Chipotle chili powder adds spice and color to this baked salmon recipe. The addition of lime brightens the flavor. Feel free to fry the salmon in a Paleo-approved fat instead of baking it, and to try this paleo recipe with trout, cod, or other kinds of fish according to taste and availability. All Paleo-friendly, wild-caught fish are supportive of cardiovascular health.



These “fatty” fruits are already a Paleo favorite, but they’re also great for heart health specifically because they provide heart-healthy monounsaturated fats along with numerous vitamins and minerals that help keep the cardiovascular system strong: vitamin K (aids in proper blood clotting), magnesium (promotes muscle relaxation and electrolyte balance), and potassium (helps to regulate blood pressure).

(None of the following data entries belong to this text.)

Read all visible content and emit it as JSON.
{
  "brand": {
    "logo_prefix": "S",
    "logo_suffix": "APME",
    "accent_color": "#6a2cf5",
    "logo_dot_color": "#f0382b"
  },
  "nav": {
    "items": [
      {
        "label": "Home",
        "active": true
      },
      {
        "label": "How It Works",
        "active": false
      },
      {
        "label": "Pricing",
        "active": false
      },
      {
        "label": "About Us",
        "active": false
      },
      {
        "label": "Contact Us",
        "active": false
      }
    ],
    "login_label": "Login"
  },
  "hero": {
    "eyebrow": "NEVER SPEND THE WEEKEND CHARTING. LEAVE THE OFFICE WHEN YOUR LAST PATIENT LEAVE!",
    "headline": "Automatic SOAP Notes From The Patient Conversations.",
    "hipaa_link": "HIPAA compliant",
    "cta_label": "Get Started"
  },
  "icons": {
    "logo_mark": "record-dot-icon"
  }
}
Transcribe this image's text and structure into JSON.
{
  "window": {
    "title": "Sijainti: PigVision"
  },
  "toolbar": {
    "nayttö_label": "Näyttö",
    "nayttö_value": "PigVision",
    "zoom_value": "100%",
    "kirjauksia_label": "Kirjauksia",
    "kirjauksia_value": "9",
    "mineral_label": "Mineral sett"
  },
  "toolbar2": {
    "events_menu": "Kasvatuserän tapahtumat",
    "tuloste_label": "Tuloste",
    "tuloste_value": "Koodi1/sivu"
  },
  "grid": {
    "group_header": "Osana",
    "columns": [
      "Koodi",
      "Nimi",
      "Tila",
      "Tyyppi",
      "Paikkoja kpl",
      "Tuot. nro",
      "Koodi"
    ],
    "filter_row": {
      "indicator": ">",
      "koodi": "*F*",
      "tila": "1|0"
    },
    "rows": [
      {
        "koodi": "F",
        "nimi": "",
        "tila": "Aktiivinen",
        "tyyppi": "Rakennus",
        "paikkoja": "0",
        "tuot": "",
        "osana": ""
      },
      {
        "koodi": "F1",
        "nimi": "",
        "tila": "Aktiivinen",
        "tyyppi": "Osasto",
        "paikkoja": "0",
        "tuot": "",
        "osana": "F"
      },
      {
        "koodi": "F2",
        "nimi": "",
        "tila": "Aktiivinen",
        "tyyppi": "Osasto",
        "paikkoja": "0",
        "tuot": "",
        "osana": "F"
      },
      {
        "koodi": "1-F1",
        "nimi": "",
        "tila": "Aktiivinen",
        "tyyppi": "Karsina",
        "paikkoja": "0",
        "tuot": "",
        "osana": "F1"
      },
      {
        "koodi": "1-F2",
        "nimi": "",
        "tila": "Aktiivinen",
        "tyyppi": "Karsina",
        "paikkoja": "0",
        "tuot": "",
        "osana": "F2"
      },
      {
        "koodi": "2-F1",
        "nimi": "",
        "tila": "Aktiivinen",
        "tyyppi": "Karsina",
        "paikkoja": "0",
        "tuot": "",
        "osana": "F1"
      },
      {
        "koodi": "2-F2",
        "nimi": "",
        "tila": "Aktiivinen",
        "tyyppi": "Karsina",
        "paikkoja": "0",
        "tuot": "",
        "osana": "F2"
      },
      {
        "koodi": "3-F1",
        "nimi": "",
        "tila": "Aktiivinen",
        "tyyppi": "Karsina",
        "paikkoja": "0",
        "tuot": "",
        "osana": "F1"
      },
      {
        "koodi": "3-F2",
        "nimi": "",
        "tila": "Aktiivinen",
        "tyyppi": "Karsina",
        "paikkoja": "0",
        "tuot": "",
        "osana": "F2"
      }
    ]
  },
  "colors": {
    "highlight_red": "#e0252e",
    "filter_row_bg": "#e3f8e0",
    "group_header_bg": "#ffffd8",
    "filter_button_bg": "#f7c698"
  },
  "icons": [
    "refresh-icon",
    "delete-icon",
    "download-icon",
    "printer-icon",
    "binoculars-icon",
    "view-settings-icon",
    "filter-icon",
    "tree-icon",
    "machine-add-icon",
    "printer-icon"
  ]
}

Featured recipe: Shrimp and Avocado Omelet

This simple and colorful omelet features shrimp, buttery avocado, and fresh tomatoes. It’s possible to make this recipe the night before and have it ready to be warmed up for a super-quick breakfast in the morning. You can add some chopped onion and jalapeno pepper to the avocado-tomato mixture to make a spicy salsa topping if preferred, or substitute chicken, turkey, or fish for the shrimp.

Chia seeds


Not sure what to do with these little grayish seeds (besides grow hair on clay planters)? You can add them to smoothies and salads, and because they absorb a shocking amount of liquid, you can even make chia pudding with them for a delicious Paleo alternative to oatmeal. Chia helps to reduce LDL cholesterol (the bad kind), and can also help to reduce plaque build up in the arteries. They’re also great for helping the body stay hydrated since they do hold so much liquid, so eat them regularly if you sweat a lot during workouts or if its the heat of the summer.

Featured recipe: Berry Coconut Chia Smoothie

This smoothie is packed with protein, fiber, and antioxidants, making it perfect for a quick, healthy breakfast. You can use any berry of choice depending on availability and personal preference.

Brussels sprouts


Not a fan of these honey-I-shrunk-the-cabbage heads? They’re delicious when roasted in avocado oil and tossed with bacon, but they’re also delectable for your cardiovascular health. Nutrients in Brussels sprouts help to lower systemic inflammation and reduce arterial plaque build up, along with improving blood vessel function.

Featured recipe: Brussels Sprouts and Apple Salad

Just because summer’s over doesn’t mean you have to stop eating salads. This hearty salad is made with shredded Brussels sprouts and chopped apples and comes together with a lemony poppy seed dressing. Some toasted pecans add a nutty crunch factor for the perfect fall salad.